Результатом сознательных усилий обычно считается «норвегизация» лексического состава риксмола, т. е. введение слов из норвежских диалектов в риксмол. Диалектальные слова пытались вводить в литературу еще Я. Олл и Ю. Мунк в своем журнале «Сага» в 1816-1820 гг. Диалектизмы употребляли в своих произведениях Вергеланн, Бьёрнсон, Ибсен и многие другие норвежские писатели. В сущности, однако, эта лексическая «норвегизация » мало чем отличается от обычного для всякого литературного языка обогащения за счет слов, которые те или иные литераторы черпают из диалектов и особенно тогда, когда они обращаются к изображению народного быта. Диалектальные слова хлынули в норвежскую литературу в эпоху расцвета национальной романтики не столько в результате языкового планирования, сколько просто потому, что популярным стало изображение норвежского крестьянского быта. В первых восьмидесяти строках «Пер Гюнта» Ибсена встречается около сорока диалектизмов. Их очень много в крестьянских рассказах Бьёрнсона. Между тем в более поздних социальных драмах Ибсена и Бьёрнсона, где действие происходит в городской буржуазной среде, их совсем мало. Диалектальных норвежских слов, прочно вошедших в современный риксмол, т. е. необусловленных тематикой произведения, в сущности совсем немного. Большая часть словарного состава современного риксмола - это слова, унаследованные из датского литературного языка.

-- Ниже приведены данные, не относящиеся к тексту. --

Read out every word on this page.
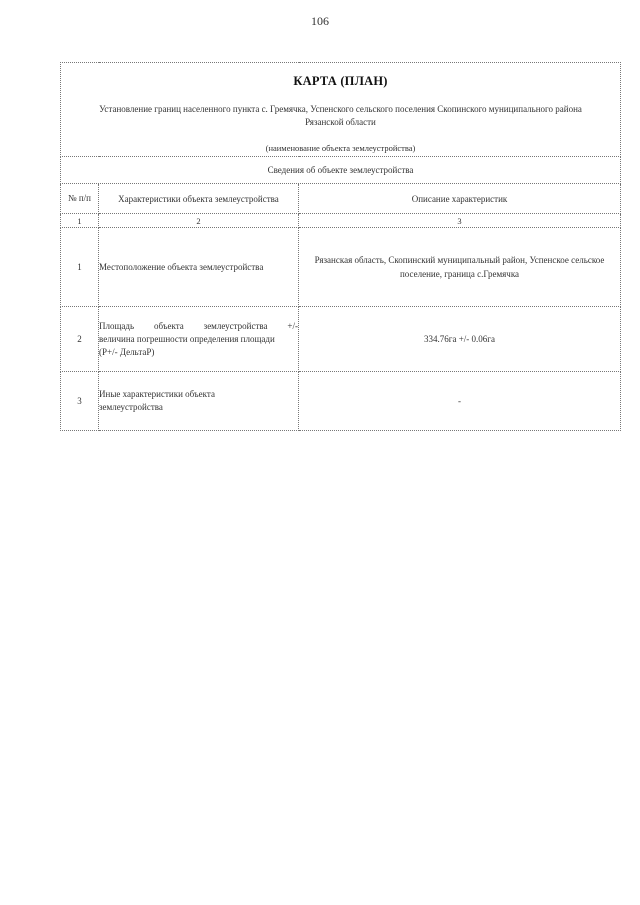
106
КАРТА (ПЛАН)
Установление границ населенного пункта с. Гремячка, Успенского сельского поселения Скопинского муниципального района Рязанской области
(наименование объекта землеустройства)		

Сведения об объекте землеустройства		
№ п/п	Характеристики объекта землеустройства	Описание характеристик
1	2	3
1	Местоположение объекта землеустройства	Рязанская область, Скопинский муниципальный район, Успенское сельское поселение, граница с.Гремячка
2	Площадь объекта землеустройства +/-
величина погрешности определения площади
(Р+/- ДельтаР)	334.76га +/- 0.06га
3	Иные характеристики объекта землеустройства	-
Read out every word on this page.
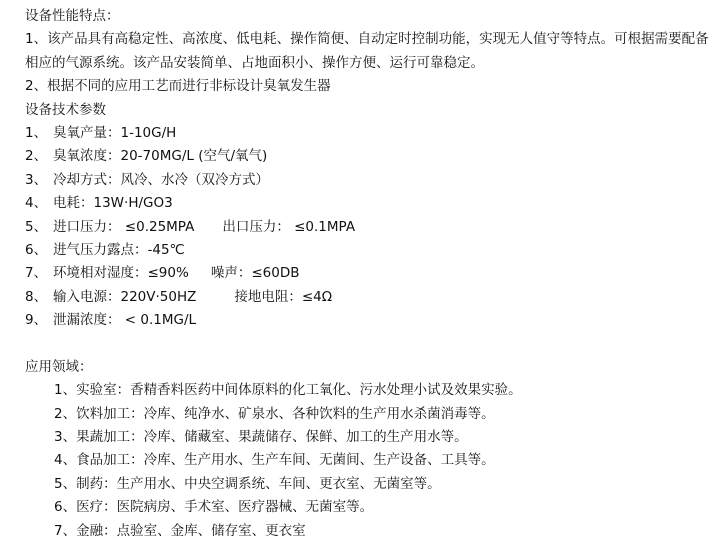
设备性能特点：
1、该产品具有高稳定性、高浓度、低电耗、操作简便、自动定时控制功能，实现无人值守等特点。可根据需要配备相应的气源系统。该产品安装简单、占地面积小、操作方便、运行可靠稳定。
2、根据不同的应用工艺而进行非标设计臭氧发生器
设备技术参数
1、 臭氧产量：1-10G/H
2、 臭氧浓度：20-70MG/L (空气/氧气)
3、 冷却方式：风冷、水冷（双冷方式）
4、 电耗：13W·H/GO3
5、 进口压力： ≤0.25MPA 出口压力： ≤0.1MPA
6、 进气压力露点：-45℃
7、 环境相对湿度：≤90% 噪声：≤60DB
8、 输入电源：220V·50HZ	接地电阻：≤4Ω
9、 泄漏浓度： < 0.1MG/L
应用领域：
1、实验室：香精香料医药中间体原料的化工氧化、污水处理小试及效果实验。
2、饮料加工：冷库、纯净水、矿泉水、各种饮料的生产用水杀菌消毒等。
3、果蔬加工：冷库、储藏室、果蔬储存、保鲜、加工的生产用水等。
4、食品加工：冷库、生产用水、生产车间、无菌间、生产设备、工具等。
5、制药：生产用水、中央空调系统、车间、更衣室、无菌室等。
6、医疗：医院病房、手术室、医疗器械、无菌室等。
7、金融：点验室、金库、储存室、更衣室
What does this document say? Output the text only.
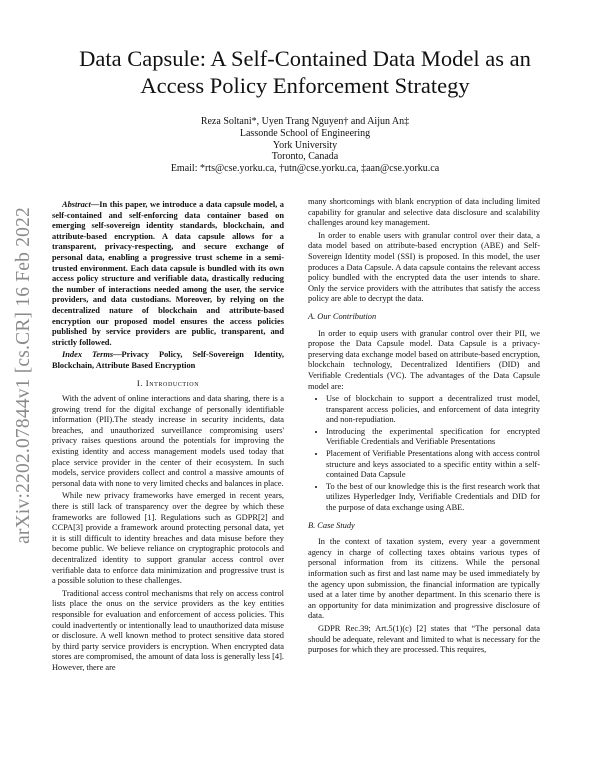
arXiv:2202.07844v1 [cs.CR] 16 Feb 2022
Data Capsule: A Self-Contained Data Model as an Access Policy Enforcement Strategy
Reza Soltani*, Uyen Trang Nguyen† and Aijun An‡
Lassonde School of Engineering
York University
Toronto, Canada
Email: *rts@cse.yorku.ca, †utn@cse.yorku.ca, ‡aan@cse.yorku.ca

Abstract—In this paper, we introduce a data capsule model, a self-contained and self-enforcing data container based on emerging self-sovereign identity standards, blockchain, and attribute-based encryption. A data capsule allows for a transparent, privacy-respecting, and secure exchange of personal data, enabling a progressive trust scheme in a semi-trusted environment. Each data capsule is bundled with its own access policy structure and verifiable data, drastically reducing the number of interactions needed among the user, the service providers, and data custodians. Moreover, by relying on the decentralized nature of blockchain and attribute-based encryption our proposed model ensures the access policies published by service providers are public, transparent, and strictly followed.

Index Terms—Privacy Policy, Self-Sovereign Identity, Blockchain, Attribute Based Encryption

I. Introduction

With the advent of online interactions and data sharing, there is a growing trend for the digital exchange of personally identifiable information (PII).The steady increase in security incidents, data breaches, and unauthorized surveillance compromising users' privacy raises questions around the potentials for improving the existing identity and access management models used today that place service provider in the center of their ecosystem. In such models, service providers collect and control a massive amounts of personal data with none to very limited checks and balances in place.

While new privacy frameworks have emerged in recent years, there is still lack of transparency over the degree by which these frameworks are followed [1]. Regulations such as GDPR[2] and CCPA[3] provide a framework around protecting personal data, yet it is still difficult to identity breaches and data misuse before they become public. We believe reliance on cryptographic protocols and decentralized identity to support granular access control over verifiable data to enforce data minimization and progressive trust is a possible solution to these challenges.

Traditional access control mechanisms that rely on access control lists place the onus on the service providers as the key entities responsible for evaluation and enforcement of access policies. This could inadvertently or intentionally lead to unauthorized data misuse or disclosure. A well known method to protect sensitive data stored by third party service providers is encryption. When encrypted data stores are compromised, the amount of data loss is generally less [4]. However, there are

many shortcomings with blank encryption of data including limited capability for granular and selective data disclosure and scalability challenges around key management.

In order to enable users with granular control over their data, a data model based on attribute-based encryption (ABE) and Self-Sovereign Identity model (SSI) is proposed. In this model, the user produces a Data Capsule. A data capsule contains the relevant access policy bundled with the encrypted data the user intends to share. Only the service providers with the attributes that satisfy the access policy are able to decrypt the data.

A. Our Contribution

In order to equip users with granular control over their PII, we propose the Data Capsule model. Data Capsule is a privacy-preserving data exchange model based on attribute-based encryption, blockchain technology, Decentralized Identifiers (DID) and Verifiable Credentials (VC). The advantages of the Data Capsule model are:

• Use of blockchain to support a decentralized trust model, transparent access policies, and enforcement of data integrity and non-repudiation.
• Introducing the experimental specification for encrypted Verifiable Credentials and Verifiable Presentations
• Placement of Verifiable Presentations along with access control structure and keys associated to a specific entity within a self-contained Data Capsule
• To the best of our knowledge this is the first research work that utilizes Hyperledger Indy, Verifiable Credentials and DID for the purpose of data exchange using ABE.
B. Case Study

In the context of taxation system, every year a government agency in charge of collecting taxes obtains various types of personal information from its citizens. While the personal information such as first and last name may be used immediately by the agency upon submission, the financial information are typically used at a later time by another department. In this scenario there is an opportunity for data minimization and progressive disclosure of data.

GDPR Rec.39; Art.5(1)(c) [2] states that “The personal data should be adequate, relevant and limited to what is necessary for the purposes for which they are processed. This requires,
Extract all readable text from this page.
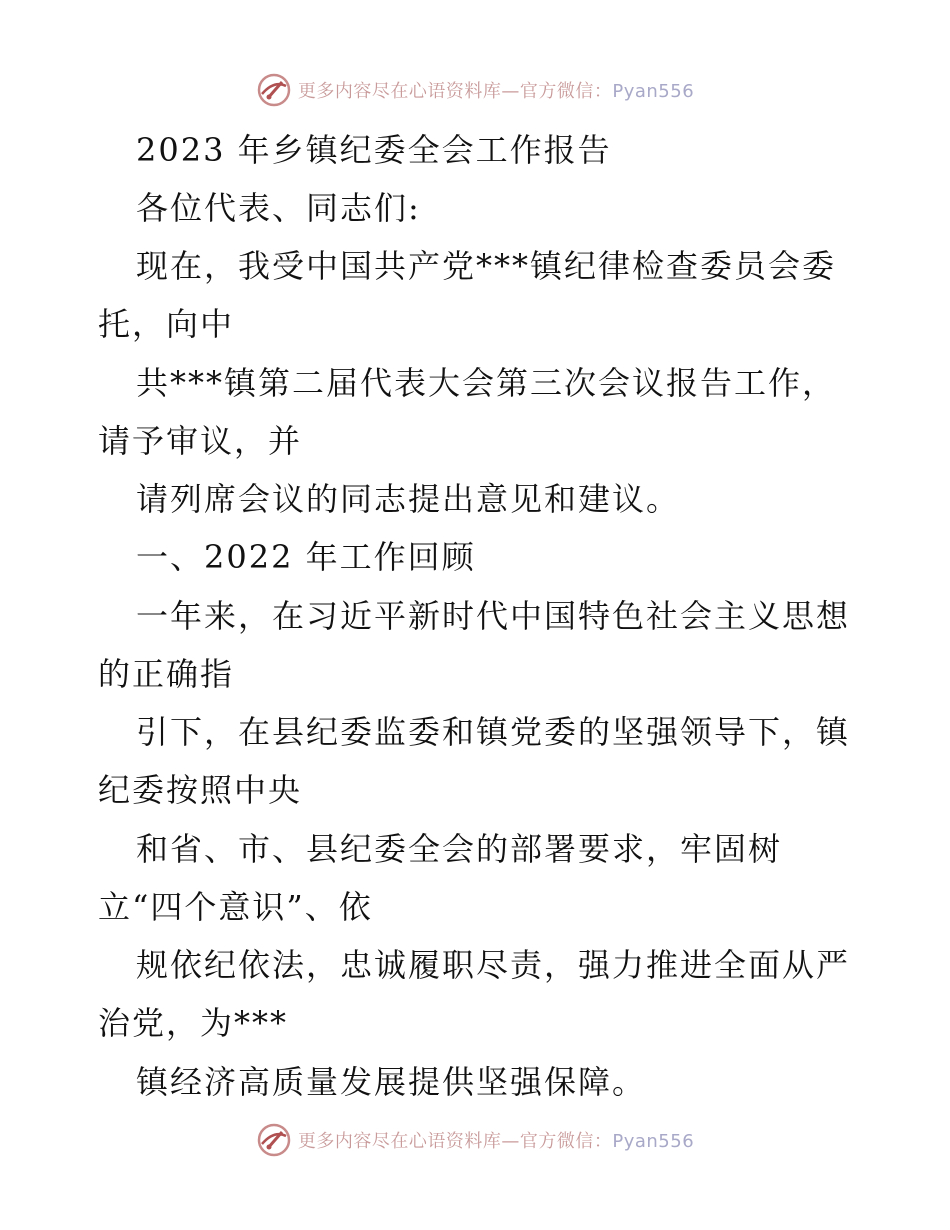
更多内容尽在心语资料库—官方微信：Pyan556
2023 年乡镇纪委全会工作报告
各位代表、同志们:
现在，我受中国共产党***镇纪律检查委员会委
托，向中
共***镇第二届代表大会第三次会议报告工作，
请予审议，并
请列席会议的同志提出意见和建议。
一、2022 年工作回顾
一年来，在习近平新时代中国特色社会主义思想
的正确指
引下，在县纪委监委和镇党委的坚强领导下，镇
纪委按照中央
和省、市、县纪委全会的部署要求，牢固树
立“四个意识”、依
规依纪依法，忠诚履职尽责，强力推进全面从严
治党，为***
镇经济高质量发展提供坚强保障。
更多内容尽在心语资料库—官方微信：Pyan556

Сознательное стремление к «норвегизации» имело место в отношении синтаксиса риксмола. Время от времени появлялись руководства, учившие тому, как сделать свой стиль «более норвежским» и освободиться от датского наследства. Однако синтаксические рекомендации таких руководств обычно сводились просто к тому, что надо преодолевать синтаксическую усложненность и вычурность ученого, письменного стиля (в конечном счете даже не датского, а немецкого или латинского) и стремиться к простоте живой речи. Синтаксическая «норвегизация» была, таким образом, в основном просто характерной для всякого развивающегося литературного языка тенденцией к обновлению на базе живой речи.
Результат второго направления норвежского языкового движения - это так называемый лансмол (landsmaal, позднее landsmål, буквально - «сельский язык» или «язык страны»), как его назвал его знаменитый создатель Ивар Осен (1813-1896), или «новонорвежский» (nynorsk), как он был официально назван в 1929 г.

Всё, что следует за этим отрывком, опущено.